• Anasayfa
  • Favorilere Ekle
  • Site Haritası
  • https://www.facebook.com/insanveislam.org/
  • https://twitter.com/insanuislam











Dr. Nail ÇAM
nailcam09@hotmail.com
Biz Tüm Düşünce ve İlim Mirasımızla Biriz
15/01/2017

Akaid, Fıkıh, Hadis, Tefsir, İslam Tarihi, Mezhepler Tarihi ve Tasavvuf gibi ilim dallarının hedefi son tahlilde en doğruyu bulmak veya cumhurun görüşünü oluşturmak olması gerekirken; maalesef zamanla asıl hedeften sapılmış, çoğunlukla veya zaman zaman bilerek veya bilmeyerek birbirine muhalif birer harekete dönüşmüş veya böyle algılanır olmuştur. "Ümmetimin ihtilafı rahmettir" mealindeki hadis bile bu uğurda meze yapılmış, neredeyse Hz Peygamber (S.a.v)'in "bölünüp parçalanın" demek istediği şeklinde algılanır ve uygulanır olmuştur.


Hz. Peygamber'in (sav) ahirete irtihalinden sonra, İmamet-i Kübra ekseninde ortaya çıkan "Hilafetin Kureyşiliği" ve "Ğadir-i Hum" rivayetleri, Sakife toplantısı, Hz. Ömer, Hz. Osman ve Hz. Ali'nin şehid edilmeleri; Cemel-Sıffin savaşları ve Hakem olayı gibi birtakım siyasi içerikli seri olaylar, itikadi birer mevzuya dönüşmüş ve ümmet içinde etkisi hala devam eden keskin ayrışmaların ortaya çıkmasına neden olmuştur. Ehl-i Sünnet, Şia ve Haricilik kavramları bu şekilde doğmuştur.

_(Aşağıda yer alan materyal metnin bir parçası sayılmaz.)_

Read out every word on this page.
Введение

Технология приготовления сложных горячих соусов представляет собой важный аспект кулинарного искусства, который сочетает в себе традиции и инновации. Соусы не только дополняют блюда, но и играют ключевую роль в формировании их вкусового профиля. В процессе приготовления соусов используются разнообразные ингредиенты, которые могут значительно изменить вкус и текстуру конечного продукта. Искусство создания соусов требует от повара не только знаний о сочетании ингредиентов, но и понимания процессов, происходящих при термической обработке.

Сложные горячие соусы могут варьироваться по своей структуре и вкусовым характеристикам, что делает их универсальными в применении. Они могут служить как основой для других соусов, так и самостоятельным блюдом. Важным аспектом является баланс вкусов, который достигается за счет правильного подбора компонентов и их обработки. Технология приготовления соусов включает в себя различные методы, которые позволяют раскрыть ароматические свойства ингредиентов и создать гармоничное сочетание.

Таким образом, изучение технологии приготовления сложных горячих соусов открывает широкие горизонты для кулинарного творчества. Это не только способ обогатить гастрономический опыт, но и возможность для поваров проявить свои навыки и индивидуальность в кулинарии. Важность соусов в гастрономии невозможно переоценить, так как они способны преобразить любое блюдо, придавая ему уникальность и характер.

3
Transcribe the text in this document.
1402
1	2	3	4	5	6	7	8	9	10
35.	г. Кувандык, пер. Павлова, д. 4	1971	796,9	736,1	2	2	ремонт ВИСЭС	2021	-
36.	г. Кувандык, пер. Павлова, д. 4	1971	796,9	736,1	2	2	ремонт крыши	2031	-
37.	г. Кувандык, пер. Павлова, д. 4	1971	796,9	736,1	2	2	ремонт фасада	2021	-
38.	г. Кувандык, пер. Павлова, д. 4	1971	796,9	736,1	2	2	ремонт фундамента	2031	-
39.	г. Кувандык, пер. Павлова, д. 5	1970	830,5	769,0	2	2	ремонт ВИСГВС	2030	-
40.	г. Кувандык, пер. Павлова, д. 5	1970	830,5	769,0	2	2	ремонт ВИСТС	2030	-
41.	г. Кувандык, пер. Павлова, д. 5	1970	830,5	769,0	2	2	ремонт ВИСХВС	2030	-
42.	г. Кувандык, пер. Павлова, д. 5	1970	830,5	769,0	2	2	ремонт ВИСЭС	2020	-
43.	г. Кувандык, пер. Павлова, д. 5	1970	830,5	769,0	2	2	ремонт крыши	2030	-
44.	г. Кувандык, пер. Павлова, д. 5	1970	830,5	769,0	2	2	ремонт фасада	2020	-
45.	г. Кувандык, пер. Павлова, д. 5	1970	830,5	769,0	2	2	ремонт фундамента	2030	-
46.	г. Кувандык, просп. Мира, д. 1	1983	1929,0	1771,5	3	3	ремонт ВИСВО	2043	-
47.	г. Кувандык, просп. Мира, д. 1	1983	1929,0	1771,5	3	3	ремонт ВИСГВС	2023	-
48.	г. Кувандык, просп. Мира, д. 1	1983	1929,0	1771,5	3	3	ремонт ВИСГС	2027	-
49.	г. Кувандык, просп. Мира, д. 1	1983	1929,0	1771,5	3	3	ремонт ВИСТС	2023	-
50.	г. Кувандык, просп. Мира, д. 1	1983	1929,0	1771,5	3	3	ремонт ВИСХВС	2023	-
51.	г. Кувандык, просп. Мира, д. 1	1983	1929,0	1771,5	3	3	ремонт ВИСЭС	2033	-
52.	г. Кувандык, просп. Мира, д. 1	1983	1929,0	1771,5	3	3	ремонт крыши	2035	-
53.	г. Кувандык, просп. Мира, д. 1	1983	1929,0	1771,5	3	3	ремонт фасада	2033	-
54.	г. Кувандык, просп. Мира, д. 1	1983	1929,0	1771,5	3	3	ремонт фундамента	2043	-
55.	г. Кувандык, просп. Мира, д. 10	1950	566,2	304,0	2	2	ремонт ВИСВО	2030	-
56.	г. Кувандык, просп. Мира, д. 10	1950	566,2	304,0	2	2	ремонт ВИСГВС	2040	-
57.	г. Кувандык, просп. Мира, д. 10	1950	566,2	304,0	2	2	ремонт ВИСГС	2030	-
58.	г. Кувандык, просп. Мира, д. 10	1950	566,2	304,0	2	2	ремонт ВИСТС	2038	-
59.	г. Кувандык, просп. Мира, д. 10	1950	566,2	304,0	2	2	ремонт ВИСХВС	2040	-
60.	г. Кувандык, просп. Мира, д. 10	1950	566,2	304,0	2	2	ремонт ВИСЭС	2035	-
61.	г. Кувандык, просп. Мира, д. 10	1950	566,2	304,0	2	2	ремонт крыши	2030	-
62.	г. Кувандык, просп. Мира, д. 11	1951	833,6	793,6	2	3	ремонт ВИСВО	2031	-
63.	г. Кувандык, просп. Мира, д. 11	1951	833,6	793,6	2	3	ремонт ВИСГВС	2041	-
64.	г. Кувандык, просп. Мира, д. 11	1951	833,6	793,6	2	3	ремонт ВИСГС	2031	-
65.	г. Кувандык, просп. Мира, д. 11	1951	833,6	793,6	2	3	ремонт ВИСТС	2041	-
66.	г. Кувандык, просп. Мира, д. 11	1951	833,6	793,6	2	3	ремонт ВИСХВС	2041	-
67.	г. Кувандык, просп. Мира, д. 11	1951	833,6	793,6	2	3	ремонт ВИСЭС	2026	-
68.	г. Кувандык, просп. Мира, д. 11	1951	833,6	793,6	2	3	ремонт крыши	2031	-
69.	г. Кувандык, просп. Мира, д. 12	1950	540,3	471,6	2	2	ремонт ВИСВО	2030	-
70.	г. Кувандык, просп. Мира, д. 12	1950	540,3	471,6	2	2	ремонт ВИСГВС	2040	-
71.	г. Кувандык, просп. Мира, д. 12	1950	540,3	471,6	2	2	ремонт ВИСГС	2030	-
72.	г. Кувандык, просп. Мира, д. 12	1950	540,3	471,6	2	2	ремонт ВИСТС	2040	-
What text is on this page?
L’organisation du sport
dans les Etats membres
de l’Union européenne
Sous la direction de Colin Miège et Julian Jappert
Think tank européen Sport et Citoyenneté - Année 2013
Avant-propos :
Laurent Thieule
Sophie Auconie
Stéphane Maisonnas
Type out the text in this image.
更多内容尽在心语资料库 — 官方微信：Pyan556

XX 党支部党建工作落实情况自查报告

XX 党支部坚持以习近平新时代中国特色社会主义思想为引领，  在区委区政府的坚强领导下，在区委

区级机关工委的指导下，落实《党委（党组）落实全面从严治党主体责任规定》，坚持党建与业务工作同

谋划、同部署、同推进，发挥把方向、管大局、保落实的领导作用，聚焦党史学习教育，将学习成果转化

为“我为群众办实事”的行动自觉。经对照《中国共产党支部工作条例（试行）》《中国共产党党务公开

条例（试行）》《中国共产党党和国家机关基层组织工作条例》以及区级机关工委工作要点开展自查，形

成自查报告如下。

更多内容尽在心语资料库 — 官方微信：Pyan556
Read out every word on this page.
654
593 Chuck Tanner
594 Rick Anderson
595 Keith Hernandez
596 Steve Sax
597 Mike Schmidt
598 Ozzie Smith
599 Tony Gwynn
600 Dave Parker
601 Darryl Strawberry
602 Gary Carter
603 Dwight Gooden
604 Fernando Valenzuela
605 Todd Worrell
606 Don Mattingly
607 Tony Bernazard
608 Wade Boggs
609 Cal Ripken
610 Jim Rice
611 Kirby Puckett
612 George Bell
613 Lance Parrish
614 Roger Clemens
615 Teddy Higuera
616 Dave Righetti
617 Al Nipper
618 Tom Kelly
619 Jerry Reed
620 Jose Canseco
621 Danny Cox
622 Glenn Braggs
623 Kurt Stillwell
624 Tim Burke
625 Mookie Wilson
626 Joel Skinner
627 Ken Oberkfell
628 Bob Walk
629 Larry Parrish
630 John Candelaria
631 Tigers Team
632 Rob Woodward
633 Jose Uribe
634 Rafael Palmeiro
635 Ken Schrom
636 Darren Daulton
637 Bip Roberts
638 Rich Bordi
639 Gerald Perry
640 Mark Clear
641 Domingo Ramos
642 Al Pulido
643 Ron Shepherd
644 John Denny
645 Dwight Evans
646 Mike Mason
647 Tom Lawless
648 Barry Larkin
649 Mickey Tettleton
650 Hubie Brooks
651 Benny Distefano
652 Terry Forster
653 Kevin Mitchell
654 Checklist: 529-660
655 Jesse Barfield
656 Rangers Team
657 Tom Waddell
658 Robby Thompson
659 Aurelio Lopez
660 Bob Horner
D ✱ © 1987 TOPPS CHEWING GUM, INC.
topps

İmanın mahiyeti etrafındaki tanımlamalarda bu ayrışmanın etkisi bariz bir şekilde görülür. Ortada çok ciddi bir durum var: Bilhassa Cemel ve Sıffin'de binlerce sahabe birbirini katletmiştir. Kuran, "kim bir mü'mini teammüden öldürürse cezası cehennemdir" buyurmaktadır. Öyleyse bu kişilerin akıbeti ne olacaktır? Bu kaygıyla, herşeyden evvel imanın tanımı yapılmalıydı. Öyle de yaptılar. Bunu yaparken, Kur' an ve Sünnet'ten (nasstan) hareket etmediler; kendi fikirlerini, nassların bütünlüğünü göz ardı ederek nasslara onaylattılar. Onları cehenneme sokmak isteyenler, bu doğrultuda; cennete sokmak isteyenler, bu doğrultuda; biz Allah'ın işine karışmayız diyenler de, bu doğrultuda tanımlamada bulundular.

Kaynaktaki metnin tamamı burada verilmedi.